I hate work from home. Here’s why.
This post is all about why I Hate Work From Home.
We’re living in a new world. Work from home, or hybrid work, is now the norm. Covid arrived into our lives and really shook the office culture up!
And here’s the thing: it wasn’t all bad. There were things about office culture (or any job that required to be in person five days a week!) that weren’t healthy. I accept that, not least because I was part of it too.
Three years later, we’ve accepted that WFH offers flexibility.
It’s saved people time because a daily commute is now gone. Families might be spending more time together. There are probably more opportunities to get home-related tasks completed.
In the early days of Covid when I was miserable with WFH, I told myself day in and day out that these were real advantages – not just for me, but for other people – that I simply wasn’t recognizing and feeling grateful for.
But now it’s 2023. And I’m calling BS on most of the above.
WFH blurs all boundaries in regards to work, home life, intimate relationships and social events.
Every layer of one’s life is compounded into one house or apartment.
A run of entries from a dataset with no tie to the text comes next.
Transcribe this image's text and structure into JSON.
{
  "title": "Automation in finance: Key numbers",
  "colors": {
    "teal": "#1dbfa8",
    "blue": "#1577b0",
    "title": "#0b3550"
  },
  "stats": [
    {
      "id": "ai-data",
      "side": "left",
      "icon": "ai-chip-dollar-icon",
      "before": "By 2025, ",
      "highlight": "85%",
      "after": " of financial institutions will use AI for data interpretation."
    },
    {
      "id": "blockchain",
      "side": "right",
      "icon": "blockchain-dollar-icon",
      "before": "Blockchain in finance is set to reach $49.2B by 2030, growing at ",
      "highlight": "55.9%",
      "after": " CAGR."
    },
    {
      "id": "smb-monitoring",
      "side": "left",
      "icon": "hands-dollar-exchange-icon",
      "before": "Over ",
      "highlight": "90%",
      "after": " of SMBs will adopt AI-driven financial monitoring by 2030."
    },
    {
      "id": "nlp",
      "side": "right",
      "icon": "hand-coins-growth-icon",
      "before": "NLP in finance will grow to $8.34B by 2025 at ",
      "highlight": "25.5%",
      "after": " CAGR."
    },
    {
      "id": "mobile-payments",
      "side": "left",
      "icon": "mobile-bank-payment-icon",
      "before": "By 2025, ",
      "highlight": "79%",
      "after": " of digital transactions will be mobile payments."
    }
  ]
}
It means stepping into a roommate or partner’s office too. It means hearing their Zoom calls too. It means quietly but ferociously arguing about who gets which space to take their next call in because you live in a one-bedroom apartment on the sixth floor.
And then it means, after the work day is “done”, eating dinner in your office, winding down in your office, having sex in your office, socializing in your office and somehow going to sleep in your office.
In other words, there is too much happening in one space – and it’s killing a lot of people’s mental health. (Although I don’t think many want to admit it.)
Even if you live in a huge house with ample indoor and outdoor space, there is a beauty to “coming home” which I believe we’ve essentially lost.
The commute can allow you time to decompress, to shake off a meeting that didn’t go well or rationalize a work related worry.
Sharing space in the office with other people allows us to connect to each other. It helps us form our tribes. That’s essential for a sense of community, security and, quite frankly, eradicates the boredom that comes from spending every single work day with yourself.
Last year, I came across a co-working space called Shack15 online. I was becoming genuinely depressed and burnt out by WFH. I went back and forth on the prospect of paying to work in a common area. But a few days ago, I decided to invest the money because WFH was killing my mental state.
Now, a few days into this new routine of leaving my apartment and coming to separate space to work, I realize what I’ve been grieving since March 2020: the in-between moments.
Life is a delicate string of “in-between” memories. It’s seeing something shocking as you emerge from the subway, it’s watching the water by the San Francisco ferry building hit the port. It’s the sound of a parent reprimanding their child in Book Passage; it’s the smell of coffee brewing at Red Bay Coffee. It is the receptionist of your office building saying hello when you return from lunch.
WFH offers advantages.
But working in the world offers something else: poetry.